Nonetheless, almost half of all respondents believe that mobile operators are capable of competing with OTT service providers in service innovation. Furthermore, the majority (54.6 per cent) of respondents believe that OTT players should subsidise the cost of traffic that their services generate, and almost as many (48.7 per cent) reckoned that OTT players could be persuaded to do so. Proof that our readers are optimistic people!

Operators need to get on with operatory things and that’s just what they’ve been doing in the US this week. AT&T has entered into an agreement with rival Verizon Wireless to acquire 700MHz spectrum licenses for $1.9bn in cash, plus AWS licences in several states. The 700MHz licenses cover 42 million people in 18 US states including California, Florida, New York, Texas and Washington.

According to AT&T the acquisition complements its existing holdings in the 700MHz B band and will allow the operator to quickly expand its 4G LTE services to meet demand, it said.

It will also sell another of its AWS licences to Grain Management, a US private equity firm focused on investments in the telecommunications sector, and will lease back spectrum from Grain in three markets. The transaction is subject to regulatory approval. AT&T anticipates closing the transaction in the second half of 2013.

Meanwhile Sprint has expanded its LTE service in the country, as it continues build out project Network Vision. The operator introduced its LTE network in July 2012 and has now extended its coverage to include Austin and Bryan/College Station in Texas; Columbia, Tennessee; Emporia in Kansas; Fort Wayne, Indiana; Gettysburg, Pennsylvania and Framingham and Boston in Massachusetts.

The firm added that it has also significantly improved its 3G service in Puerto Rico and expanded 4G LTE to reach more regions in the country, including Aguadilla, Isabela, Cabo Rojo and Mayagüez.

We started this week’s edition with tales of (alleged) errant behaviour so let’s end the same way. South Korean operator SK Telecom’s chairman Chey Tae-won  has been handed a four-year jail sentence after being found guilty of stealing close to $50m from his own company.
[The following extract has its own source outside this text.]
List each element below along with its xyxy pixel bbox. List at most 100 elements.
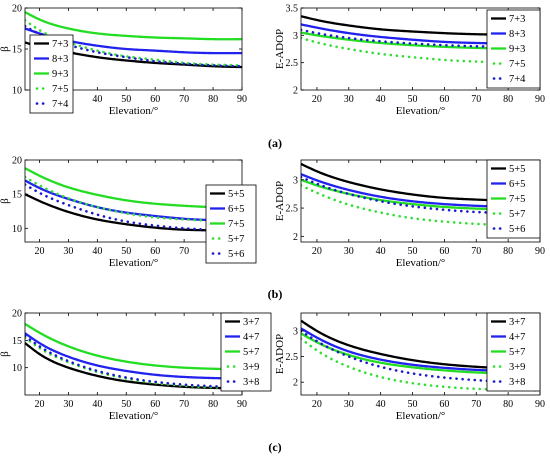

The ruling comes as the country’s president-elect has vowed tougher action against the nation’s corrupt business leaders. In previous years, executives at South Korean firms including Samsung, Hyundai and Hanwha had only been given suspended sentences when found guilty of corruption.

Chey, as they say, has form as long as your arm. In 2003, he was convicted for fraud and spent several months in jail, although for some reason that did not prevent him from returning as chairman on his release.

“As the head of SK, which has a large influence on the nation’s economy, Chey Tae-won should be an example of corporate governance and transparency … but instead embezzled several tens of billions of won in affiliates’ funds and tried to pass on the responsibility to the other defendants,” Seoul’s Central District Court’s Judge Lee Won-beom said in his ruling, according to Reuters.

SK Group, the operator’s holding company, said that Chey Tae-won would appeal the ruling. Gangnam Style.